Mais en quoi est-ce vraiment menaçant pour l’ordre établi ?
Benoît Sabatier :
C’est dangereux parce que c’est nouveau pour l’époque, parce que c’était impossible de le faire ! A l’époque, il n’existait pas de représentation du sexe masculin partout comme aujourd’hui ! Avant les années 50, il n’existait pas de culture jeune : même sans aucune volonté politique ou démarche subversive en elle-même, le simple fait d’être jeune et d’avoir une attitude jeune était subversif. Elvis était un garçon très gentil et qui voulait écrire une chanson pour sa maman, et d’un seul coup, il met les Etats-Unis à feu et à sang, ses passages télé sont réprimés par les ligues de vertu, le gouvernement tremble, on l’envoie au service militaire. Ce qui fait que les Beatles étaient subversifs, ce n’est pas leur gentil message Love Me Do, c’est leur succès qui l’était, le fait que des jeunes à cheveux longs deviennent plus populaires que n’importe qui. Ça, c’était la première fois que ça arrivait.

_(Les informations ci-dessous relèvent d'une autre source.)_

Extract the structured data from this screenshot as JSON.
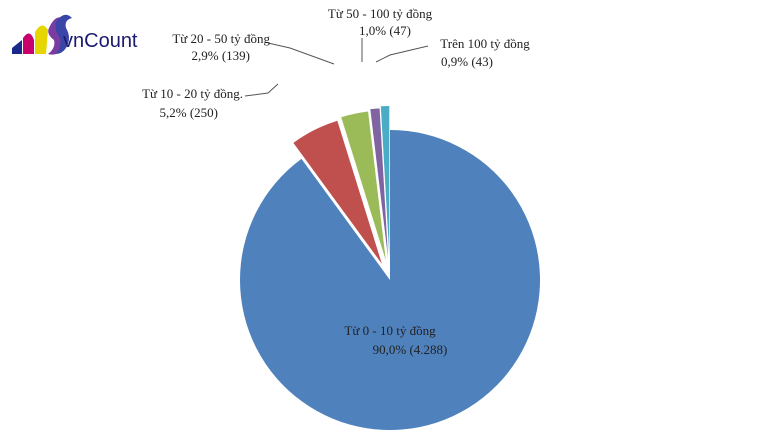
{
  "logo": {
    "text": "vnCount",
    "colors": [
      "#1b2a8a",
      "#c8006e",
      "#e5d600",
      "#7a3ca0"
    ]
  },
  "chart_data": {
    "type": "pie",
    "exploded": true,
    "legend": "none",
    "slices": [
      {
        "name": "Từ 0 - 10 tỷ đồng",
        "percent_label": "90,0%",
        "count_label": "(4.288)",
        "value": 4288,
        "color": "#4f81bd"
      },
      {
        "name": "Từ 10 - 20 tỷ đồng.",
        "percent_label": "5,2%",
        "count_label": "(250)",
        "value": 250,
        "color": "#c0504d"
      },
      {
        "name": "Từ 20 - 50 tỷ đồng",
        "percent_label": "2,9%",
        "count_label": "(139)",
        "value": 139,
        "color": "#9bbb59"
      },
      {
        "name": "Từ 50 - 100 tỷ đồng",
        "percent_label": "1,0%",
        "count_label": "(47)",
        "value": 47,
        "color": "#8064a2"
      },
      {
        "name": "Trên 100 tỷ đồng",
        "percent_label": "0,9%",
        "count_label": "(43)",
        "value": 43,
        "color": "#4bacc6"
      }
    ]
  }
}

jeunes-fiers-sabatier.jpgLe fait que la contre-culture soit dominante aujourd’hui ne montre-t-il pas au contraire qu’elle n’était pas si subversive ? Puisqu’elle s’est si bien intégrée ? Ou bien même que c’est cette société qu’elle a créée?
Benoît Sabatier :
Je pense que dans la société des 60’s, la contre-culture restait à inventer. Et son invention a été quelque chose de subversif. Des les 50’s, quand Norman Mailer fait l’inventaire de ce qui est hip et ce qui est square, ce qu’il dit ne va pas dans le sens de ce qui est relayé par la masse. C’est subversif ce qu’il dit. Alors qu’aujourd’hui, c’est accepté. Digéré.

N’avez-vous pas l’impression que cette société jeuniste qui a totalement digéré la rébellion ne laisse d’espace subversif que dans la destruction de soi ?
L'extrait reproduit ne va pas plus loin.